Journalists from across the Southern African Development Community (SADC) and beyond recently converged in Pretoria for a two-day workshop titled “Advancing Science Journalism and Science Communication Capacity in the SADC-region and Africa.” 

Held at the Council for Scientific and Industrial Research (CSIR) Convention Centre, the event was a collaborative effort between the SADC Secretariat, UNESCO-ROSA, the South African Department of Science and Innovation (DSI), and various partners.

Participating organizations included the National Research Foundation-South African Agency for Science and Technology Advancement (NRF-SAASTA), Human Sciences Research Council (HSRC), Southern African Network of Water Centres of Excellence (SANWATCE), South African Science Journalists’ Association (SASJA), Stellenbosch University (SU), and Tshwane University of Technology (TUT).

The workshop, conducted in a hybrid format, aimed to deepen journalists’ understanding of complex scientific issues facing Africa. 

Ethical considerations in science journalism, particularly from a social justice perspective, were explored to enhance communication of science and research outcomes to diverse audiences.

Upon completion, participants are expected to possess a comprehensive understanding of selected scientific issues relevant to Southern Africa and Africa, along with the ability to effectively communicate them. 

The workshop also equipped journalists with ethical tools to navigate complex scientific topics and skills to combat disinformation.

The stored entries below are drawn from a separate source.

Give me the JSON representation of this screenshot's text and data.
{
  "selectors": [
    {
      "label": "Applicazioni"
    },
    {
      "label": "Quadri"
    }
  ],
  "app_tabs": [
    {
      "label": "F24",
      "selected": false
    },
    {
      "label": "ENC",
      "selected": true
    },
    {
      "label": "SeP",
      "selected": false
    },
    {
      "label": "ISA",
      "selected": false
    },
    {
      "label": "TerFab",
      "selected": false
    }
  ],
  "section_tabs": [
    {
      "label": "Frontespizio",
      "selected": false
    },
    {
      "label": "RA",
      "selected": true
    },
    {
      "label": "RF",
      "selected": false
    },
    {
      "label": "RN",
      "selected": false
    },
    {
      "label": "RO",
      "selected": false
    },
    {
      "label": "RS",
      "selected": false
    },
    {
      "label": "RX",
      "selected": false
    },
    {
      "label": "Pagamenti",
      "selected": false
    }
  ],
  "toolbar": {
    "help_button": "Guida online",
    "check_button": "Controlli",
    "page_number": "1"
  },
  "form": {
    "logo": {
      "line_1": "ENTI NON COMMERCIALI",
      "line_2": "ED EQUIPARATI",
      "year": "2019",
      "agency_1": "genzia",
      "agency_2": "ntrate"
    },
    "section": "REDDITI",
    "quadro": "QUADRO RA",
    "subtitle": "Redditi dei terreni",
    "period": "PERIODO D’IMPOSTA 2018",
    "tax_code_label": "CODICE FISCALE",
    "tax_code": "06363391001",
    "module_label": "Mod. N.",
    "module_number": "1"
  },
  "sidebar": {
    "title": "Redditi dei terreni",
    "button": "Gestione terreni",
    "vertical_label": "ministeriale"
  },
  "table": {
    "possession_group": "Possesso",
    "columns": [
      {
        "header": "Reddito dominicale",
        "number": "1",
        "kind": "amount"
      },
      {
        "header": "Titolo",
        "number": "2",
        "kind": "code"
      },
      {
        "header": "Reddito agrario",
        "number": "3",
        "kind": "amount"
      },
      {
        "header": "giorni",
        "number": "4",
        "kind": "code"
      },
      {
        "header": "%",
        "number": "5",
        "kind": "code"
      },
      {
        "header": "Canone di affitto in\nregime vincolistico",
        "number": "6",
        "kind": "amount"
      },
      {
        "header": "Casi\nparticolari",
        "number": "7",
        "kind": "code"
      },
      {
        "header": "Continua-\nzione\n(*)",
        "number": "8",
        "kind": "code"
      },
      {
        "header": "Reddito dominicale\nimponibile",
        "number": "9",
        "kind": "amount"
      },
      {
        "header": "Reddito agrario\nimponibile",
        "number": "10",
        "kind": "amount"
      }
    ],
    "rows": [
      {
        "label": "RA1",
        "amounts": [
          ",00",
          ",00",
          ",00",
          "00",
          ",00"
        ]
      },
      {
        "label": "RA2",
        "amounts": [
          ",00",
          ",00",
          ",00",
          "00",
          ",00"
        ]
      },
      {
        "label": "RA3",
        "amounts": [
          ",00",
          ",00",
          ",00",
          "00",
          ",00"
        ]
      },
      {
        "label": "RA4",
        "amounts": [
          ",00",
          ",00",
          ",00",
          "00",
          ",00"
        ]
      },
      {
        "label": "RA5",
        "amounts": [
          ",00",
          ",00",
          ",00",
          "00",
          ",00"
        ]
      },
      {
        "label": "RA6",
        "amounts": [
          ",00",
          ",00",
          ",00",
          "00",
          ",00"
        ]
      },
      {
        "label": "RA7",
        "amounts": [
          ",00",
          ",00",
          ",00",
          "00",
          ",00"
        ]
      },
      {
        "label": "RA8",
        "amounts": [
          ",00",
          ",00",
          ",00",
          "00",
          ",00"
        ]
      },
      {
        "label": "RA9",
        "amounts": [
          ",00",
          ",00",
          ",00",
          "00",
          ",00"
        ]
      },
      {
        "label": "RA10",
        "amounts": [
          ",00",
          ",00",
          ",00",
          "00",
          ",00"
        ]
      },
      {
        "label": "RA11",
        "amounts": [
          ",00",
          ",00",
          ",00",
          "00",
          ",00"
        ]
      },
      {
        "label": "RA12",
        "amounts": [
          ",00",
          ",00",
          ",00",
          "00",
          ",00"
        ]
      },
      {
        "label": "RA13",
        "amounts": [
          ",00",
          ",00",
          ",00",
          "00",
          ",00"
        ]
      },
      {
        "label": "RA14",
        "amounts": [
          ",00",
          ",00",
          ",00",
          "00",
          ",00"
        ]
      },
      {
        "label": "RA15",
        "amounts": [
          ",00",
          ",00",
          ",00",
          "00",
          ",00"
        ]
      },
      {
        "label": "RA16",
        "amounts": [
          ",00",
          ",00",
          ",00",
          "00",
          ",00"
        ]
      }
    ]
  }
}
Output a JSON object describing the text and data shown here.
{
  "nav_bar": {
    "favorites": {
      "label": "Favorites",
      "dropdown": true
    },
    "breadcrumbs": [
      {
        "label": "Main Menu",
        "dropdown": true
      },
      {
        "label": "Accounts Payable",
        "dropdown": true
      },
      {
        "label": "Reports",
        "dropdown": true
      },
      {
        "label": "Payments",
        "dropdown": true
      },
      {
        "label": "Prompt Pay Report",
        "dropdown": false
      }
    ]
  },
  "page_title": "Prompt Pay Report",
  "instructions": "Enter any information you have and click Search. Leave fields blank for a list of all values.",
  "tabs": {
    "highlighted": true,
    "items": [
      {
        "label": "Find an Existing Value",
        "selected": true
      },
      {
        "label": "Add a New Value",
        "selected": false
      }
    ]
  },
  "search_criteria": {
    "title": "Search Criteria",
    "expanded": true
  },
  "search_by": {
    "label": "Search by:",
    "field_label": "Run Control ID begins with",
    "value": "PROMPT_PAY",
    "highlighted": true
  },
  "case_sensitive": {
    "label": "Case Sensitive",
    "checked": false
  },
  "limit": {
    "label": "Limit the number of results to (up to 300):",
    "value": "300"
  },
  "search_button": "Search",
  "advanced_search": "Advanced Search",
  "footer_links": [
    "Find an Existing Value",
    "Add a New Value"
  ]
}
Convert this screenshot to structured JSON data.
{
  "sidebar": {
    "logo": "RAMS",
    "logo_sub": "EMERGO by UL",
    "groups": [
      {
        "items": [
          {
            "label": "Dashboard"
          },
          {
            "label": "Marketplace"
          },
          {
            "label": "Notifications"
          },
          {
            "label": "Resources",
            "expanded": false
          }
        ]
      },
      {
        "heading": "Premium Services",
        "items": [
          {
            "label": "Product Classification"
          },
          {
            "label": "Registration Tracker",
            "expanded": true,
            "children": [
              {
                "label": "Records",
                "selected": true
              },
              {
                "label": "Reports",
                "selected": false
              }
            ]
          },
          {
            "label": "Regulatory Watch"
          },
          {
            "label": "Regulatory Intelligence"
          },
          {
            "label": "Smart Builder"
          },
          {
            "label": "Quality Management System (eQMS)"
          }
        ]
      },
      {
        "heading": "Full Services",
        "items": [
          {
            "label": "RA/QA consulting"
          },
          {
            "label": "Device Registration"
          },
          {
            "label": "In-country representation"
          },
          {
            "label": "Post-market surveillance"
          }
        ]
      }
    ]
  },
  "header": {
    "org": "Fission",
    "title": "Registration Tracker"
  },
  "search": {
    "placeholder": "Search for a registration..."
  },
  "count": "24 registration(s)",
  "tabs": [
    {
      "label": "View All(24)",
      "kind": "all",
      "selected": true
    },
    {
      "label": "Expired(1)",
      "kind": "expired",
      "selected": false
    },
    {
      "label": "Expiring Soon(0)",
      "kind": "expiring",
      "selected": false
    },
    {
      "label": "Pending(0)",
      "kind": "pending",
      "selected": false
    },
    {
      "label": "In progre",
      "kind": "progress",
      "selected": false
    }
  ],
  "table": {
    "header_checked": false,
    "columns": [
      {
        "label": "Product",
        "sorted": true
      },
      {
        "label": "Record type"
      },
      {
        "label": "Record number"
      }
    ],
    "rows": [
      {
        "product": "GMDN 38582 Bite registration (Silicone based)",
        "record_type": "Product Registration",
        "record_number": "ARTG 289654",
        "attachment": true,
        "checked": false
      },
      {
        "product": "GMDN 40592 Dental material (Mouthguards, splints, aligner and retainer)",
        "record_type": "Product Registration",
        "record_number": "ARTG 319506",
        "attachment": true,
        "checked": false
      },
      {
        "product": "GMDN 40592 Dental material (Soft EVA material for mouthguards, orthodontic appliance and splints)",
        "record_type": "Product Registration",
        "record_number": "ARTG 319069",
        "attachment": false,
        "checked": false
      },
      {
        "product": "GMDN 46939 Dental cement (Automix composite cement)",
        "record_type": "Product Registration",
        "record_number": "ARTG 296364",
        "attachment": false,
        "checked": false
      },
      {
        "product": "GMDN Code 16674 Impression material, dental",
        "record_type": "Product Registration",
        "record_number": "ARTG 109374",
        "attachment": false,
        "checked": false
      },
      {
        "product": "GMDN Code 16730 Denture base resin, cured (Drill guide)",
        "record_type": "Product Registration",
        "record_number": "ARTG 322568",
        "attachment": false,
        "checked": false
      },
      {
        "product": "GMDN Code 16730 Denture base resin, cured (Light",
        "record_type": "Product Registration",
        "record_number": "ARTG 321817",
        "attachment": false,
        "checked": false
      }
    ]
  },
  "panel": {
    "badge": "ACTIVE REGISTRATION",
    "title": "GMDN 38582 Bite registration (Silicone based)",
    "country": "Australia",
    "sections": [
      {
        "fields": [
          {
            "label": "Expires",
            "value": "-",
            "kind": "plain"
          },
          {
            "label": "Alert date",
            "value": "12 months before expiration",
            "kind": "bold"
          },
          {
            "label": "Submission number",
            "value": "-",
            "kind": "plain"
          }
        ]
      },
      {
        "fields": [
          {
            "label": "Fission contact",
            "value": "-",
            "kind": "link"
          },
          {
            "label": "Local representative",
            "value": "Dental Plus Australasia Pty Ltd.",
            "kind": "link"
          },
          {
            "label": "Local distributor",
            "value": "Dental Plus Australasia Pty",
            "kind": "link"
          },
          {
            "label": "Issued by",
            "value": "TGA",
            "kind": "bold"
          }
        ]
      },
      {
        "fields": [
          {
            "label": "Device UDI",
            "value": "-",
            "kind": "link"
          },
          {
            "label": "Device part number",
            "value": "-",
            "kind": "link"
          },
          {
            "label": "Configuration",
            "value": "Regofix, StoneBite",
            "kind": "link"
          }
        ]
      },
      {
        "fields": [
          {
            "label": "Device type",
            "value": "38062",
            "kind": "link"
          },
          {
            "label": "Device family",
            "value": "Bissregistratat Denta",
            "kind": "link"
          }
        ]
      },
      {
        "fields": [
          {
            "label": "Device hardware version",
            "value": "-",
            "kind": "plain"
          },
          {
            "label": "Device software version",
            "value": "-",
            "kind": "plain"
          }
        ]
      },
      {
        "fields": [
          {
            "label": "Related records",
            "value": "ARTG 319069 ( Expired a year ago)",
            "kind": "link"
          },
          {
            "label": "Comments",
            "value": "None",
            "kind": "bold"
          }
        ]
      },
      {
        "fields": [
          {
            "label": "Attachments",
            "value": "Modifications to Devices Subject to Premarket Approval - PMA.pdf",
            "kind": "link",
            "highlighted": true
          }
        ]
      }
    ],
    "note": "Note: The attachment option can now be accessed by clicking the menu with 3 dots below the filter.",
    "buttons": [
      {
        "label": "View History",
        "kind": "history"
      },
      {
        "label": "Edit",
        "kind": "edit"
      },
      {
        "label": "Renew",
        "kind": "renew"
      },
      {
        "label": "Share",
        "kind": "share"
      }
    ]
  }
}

Ms. Mmampei Chaba, Chief Director, Multilateral Cooperation and Africa, DSI, announced the workshop’s annual recurrence, following the success of the inaugural event in 2022. 

She encouraged participants to attend the World Federation of Science Journalists’ annual conference in 2025, hosted for the first time in Africa by South Africa.

Ms. Anneline Morgan from SADC Secretariat urged journalists to participate in the annual SADC Media Awards competition across categories such as Photo, Print, Television, and Radio Journalism. Established in 1996, these awards recognize outstanding media work in disseminating information on SADC.

Ms. Mandi Smallhorne, President of SASJA and Vice-President of WFSJ, emphasized the urgent need for expanded coverage of climate change stories. 

Considering recent climate crises in the region, she called on journalists to report on the local and regional impacts of global climate system changes on environmental, health, and social issues.